Event Detail

Date & Time: 10/29/2009 5:00 PM - 6:00 PM
Department: Comparative Literature
Event Title: Lecture by Mel Y. Chen: "Toxic Animacies"
Place: 1010 Humanities Gateway

Lecture by Mel Y. Chen, Assistant Professor of Gender Studies, UC Berkeley, sponsored by CTE and Women's Studies

Prof. Chen's previous work, Speech Lost from Speech: On the Borders of Linguistic Self-Possession, appearing in articles and book chapters, explored the gendered, racialized, and nationalist politics of silence in language theories in order to reconsider linguistic subject and objecthood and to lay out the stakes and workings of linguistic reclamation. Her essay "Racialized Toxins and Sovereign Fantasies" (Discourse 29) considers industrial pollutants as altered disease vectors and asks how they can be racialized in the course of transnational migration.
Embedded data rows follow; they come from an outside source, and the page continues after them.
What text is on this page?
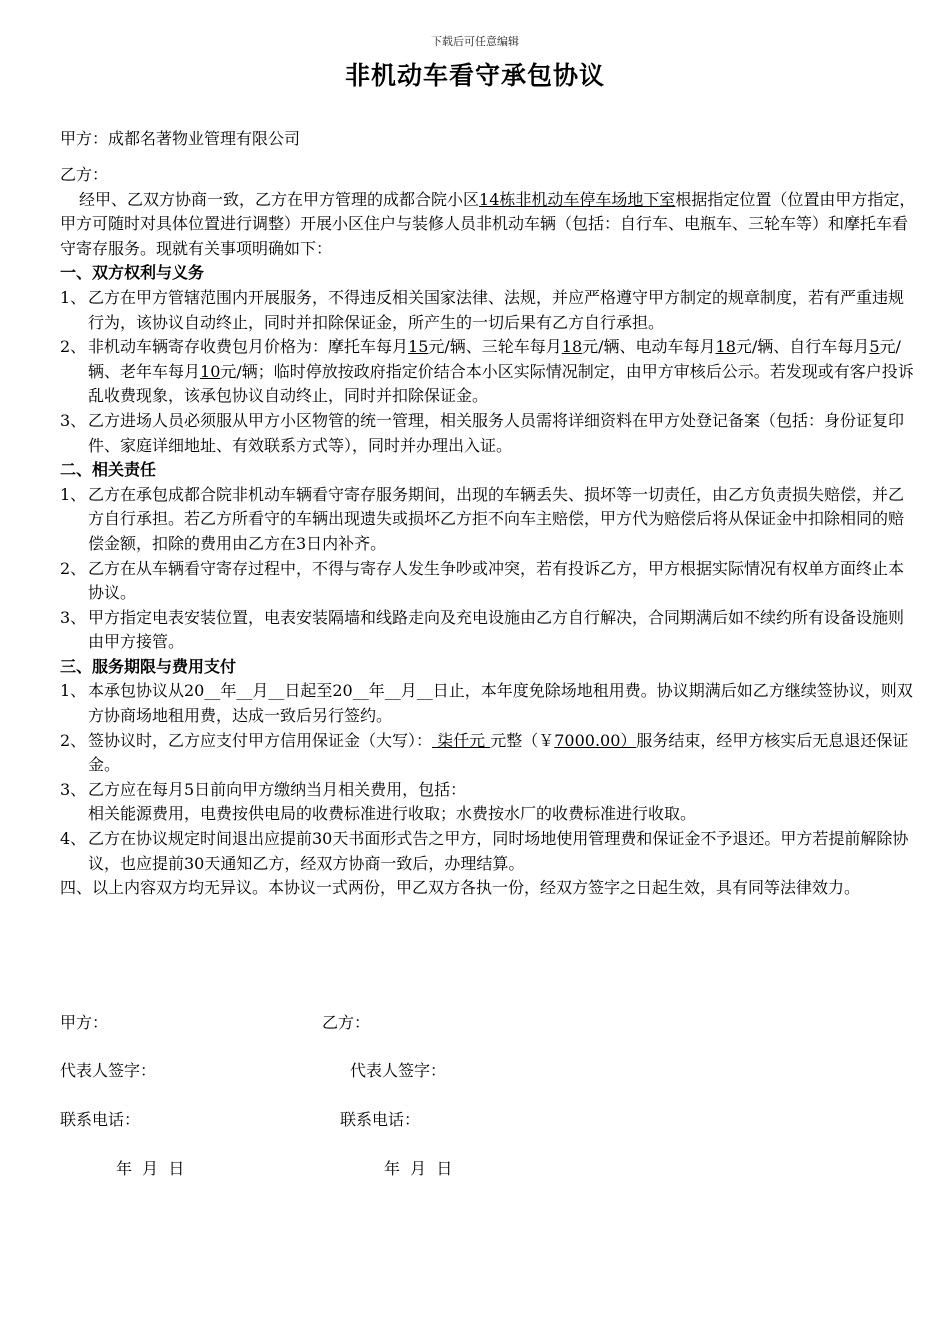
下载后可任意编辑
非机动车看守承包协议
甲方：成都名著物业管理有限公司
乙方：
经甲、乙双方协商一致，乙方在甲方管理的成都合院小区14栋非机动车停车场地下室根据指定位置（位置由甲方指定，甲方可随时对具体位置进行调整）开展小区住户与装修人员非机动车辆（包括：自行车、电瓶车、三轮车等）和摩托车看守寄存服务。现就有关事项明确如下：
一、双方权利与义务
1、 乙方在甲方管辖范围内开展服务，不得违反相关国家法律、法规，并应严格遵守甲方制定的规章制度，若有严重违规行为，该协议自动终止，同时并扣除保证金，所产生的一切后果有乙方自行承担。
2、 非机动车辆寄存收费包月价格为：摩托车每月15元/辆、三轮车每月18元/辆、电动车每月18元/辆、自行车每月5元/辆、老年车每月10元/辆；临时停放按政府指定价结合本小区实际情况制定，由甲方审核后公示。若发现或有客户投诉乱收费现象，该承包协议自动终止，同时并扣除保证金。
3、 乙方进场人员必须服从甲方小区物管的统一管理，相关服务人员需将详细资料在甲方处登记备案（包括：身份证复印件、家庭详细地址、有效联系方式等），同时并办理出入证。
二、相关责任
1、 乙方在承包成都合院非机动车辆看守寄存服务期间，出现的车辆丢失、损坏等一切责任，由乙方负责损失赔偿，并乙方自行承担。若乙方所看守的车辆出现遗失或损坏乙方拒不向车主赔偿，甲方代为赔偿后将从保证金中扣除相同的赔偿金额，扣除的费用由乙方在3日内补齐。
2、 乙方在从车辆看守寄存过程中，不得与寄存人发生争吵或冲突，若有投诉乙方，甲方根据实际情况有权单方面终止本协议。
3、 甲方指定电表安装位置，电表安装隔墙和线路走向及充电设施由乙方自行解决，合同期满后如不续约所有设备设施则由甲方接管。
三、服务期限与费用支付
1、 本承包协议从20__年__月__日起至20__年__月__日止，本年度免除场地租用费。协议期满后如乙方继续签协议，则双方协商场地租用费，达成一致后另行签约。
2、 签协议时，乙方应支付甲方信用保证金（大写）： 柒仟元 元整（￥7000.00）服务结束，经甲方核实后无息退还保证金。
3、 乙方应在每月5日前向甲方缴纳当月相关费用，包括：
相关能源费用，电费按供电局的收费标准进行收取；水费按水厂的收费标准进行收取。
4、 乙方在协议规定时间退出应提前30天书面形式告之甲方，同时场地使用管理费和保证金不予退还。甲方若提前解除协议，也应提前30天通知乙方，经双方协商一致后，办理结算。
四、以上内容双方均无异议。本协议一式两份，甲乙双方各执一份，经双方签字之日起生效，具有同等法律效力。
甲方：	乙方：
代表人签字：	代表人签字：
联系电话：	联系电话：
年  月  日	年  月  日
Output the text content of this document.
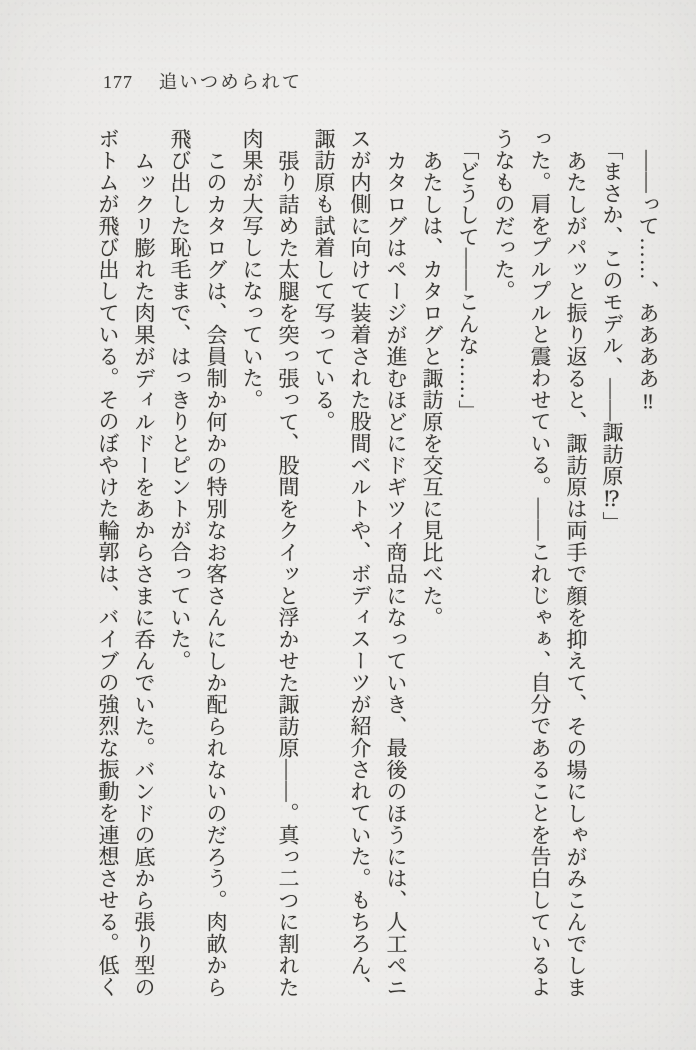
177 追いつめられて

――って……、ああああ‼

「まさか、このモデル、――諏訪原⁉」

あたしがパッと振り返ると、諏訪原は両手で顔を抑えて、その場にしゃがみこんでしまった。肩をプルプルと震わせている。――これじゃぁ、自分であることを告白しているようなものだった。

「どうして――こんな……」

あたしは、カタログと諏訪原を交互に見比べた。

カタログはページが進むほどにドギツイ商品になっていき、最後のほうには、人工ペニスが内側に向けて装着された股間ベルトや、ボディスーツが紹介されていた。もちろん、諏訪原も試着して写っている。

張り詰めた太腿を突っ張って、股間をクイッと浮かせた諏訪原――。真っ二つに割れた肉果が大写しになっていた。

このカタログは、会員制か何かの特別なお客さんにしか配られないのだろう。肉畝から飛び出した恥毛まで、はっきりとピントが合っていた。

ムックリ膨れた肉果がディルドーをあからさまに呑んでいた。バンドの底から張り型のボトムが飛び出している。そのぼやけた輪郭は、バイブの強烈な振動を連想させる。低く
She is also tracing the ethical contours of a queer of color approach to human animality and non-human animacies. Prof. Chen has convened the group "Species Spectacles," currently in session at the UC Humanities Research Institute. These projects take part in Animacies, her current book manuscript.

Prof. Chen's short film Local Grown Corn (2007) explores interweavings of immigration, childhood, illness and friendship; it has screened at Asian and queer film festivals.